B.T.W., is it intended that RUSAGE_THREAD is in the
/usr/include/sys/resource.h include file but not in the man page in
Digital UNIX V4.0A
-- Chuck Newman
|
8467.14 | Why a user thread would migrate to another kernel thread | WTFN::SCALES | Despair is appropriate and inevitable. | Thu Jan 30 1997 12:11 | 22 |
| Re .12: Oh yeah, right, I remember now...thanks for the correction, Bill. :-)
.13> What causes a user thread to migrate to a different kernel thread?.
Any time a user thread makes the transition from the "running" state to the
"ready" state (possibly indirectly) and back to the "running" state, it could
end up running on a different kernel thread the second time.

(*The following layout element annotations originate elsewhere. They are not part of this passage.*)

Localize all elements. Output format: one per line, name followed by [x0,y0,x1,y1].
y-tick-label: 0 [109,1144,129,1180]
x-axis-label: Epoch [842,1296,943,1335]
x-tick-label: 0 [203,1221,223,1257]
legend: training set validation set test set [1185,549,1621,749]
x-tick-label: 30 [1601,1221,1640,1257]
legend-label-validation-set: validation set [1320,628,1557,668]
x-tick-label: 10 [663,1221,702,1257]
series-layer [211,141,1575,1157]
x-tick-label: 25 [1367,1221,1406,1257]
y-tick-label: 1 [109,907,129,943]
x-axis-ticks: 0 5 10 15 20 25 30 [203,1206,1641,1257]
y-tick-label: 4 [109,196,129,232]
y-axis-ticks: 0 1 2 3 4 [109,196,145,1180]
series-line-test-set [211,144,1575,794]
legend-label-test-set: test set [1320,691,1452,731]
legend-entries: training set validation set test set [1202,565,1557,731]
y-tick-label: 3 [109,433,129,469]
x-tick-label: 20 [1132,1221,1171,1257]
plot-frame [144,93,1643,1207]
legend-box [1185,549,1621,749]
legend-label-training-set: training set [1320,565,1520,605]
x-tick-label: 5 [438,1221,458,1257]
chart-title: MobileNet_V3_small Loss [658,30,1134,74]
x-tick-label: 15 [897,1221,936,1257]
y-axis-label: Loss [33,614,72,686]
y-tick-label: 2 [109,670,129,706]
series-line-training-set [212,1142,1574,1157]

So, anything which
might cause the thread to block, such as issuing an I/O, incurring a page fault,
blocking for synchronization, etc. could result in a "migration". Also,
anything which would cause the thread to yield the "virtual processor" to
another thread, such as a priority preemption, execution quantum exhaustion, or
explicit yield could result in a "migration". Finally, it's possible that
DECthreads will need to execute internal updates or "housecleaning", which will
require preemption of a running thread, and this could result in a "migration".
So, if you have about the same number of user threads as you have physical
processors, the odds are very low that the user threads will move around much,
but they are high enough that trying to collect CPU data for user threads by
specifying their kernel threads won't yield reliable results.
Webb
|
8467.15 | To close this out... | RHETT::PARKER | | Mon Feb 10 1997 16:35 | 22 |
|
Well, just to close this issue - the customer that requested this
was satisfied with the explanation from Dave Butenhof that they
would still be comparing apples & oranges with regard to comparing
this on Solaris and Digital UNIX.
Here is his mail:
Lee:
After much internal discussion, we've decided to drop our
requirement for a per-thread timer. It would be really nice to have,
in order for us to measure the efficiency of our parallel implementation,
but we now realize the difficulties that the different vendors are
having in providing it.
Sorry to make such an earlier fuss.
-Irv Lustig [email protected]
Director of Numerical Optimization http://www.cplex.com/~irv/
CPLEX Optimization, Inc. http://www.cplex.com/
|
8467.16 | | SMURF::DENHAM | Digital UNIX Kernel | Tue Feb 11 1997 12:19 | 1 |
| Somebody send that guy a nice fruit basket or something!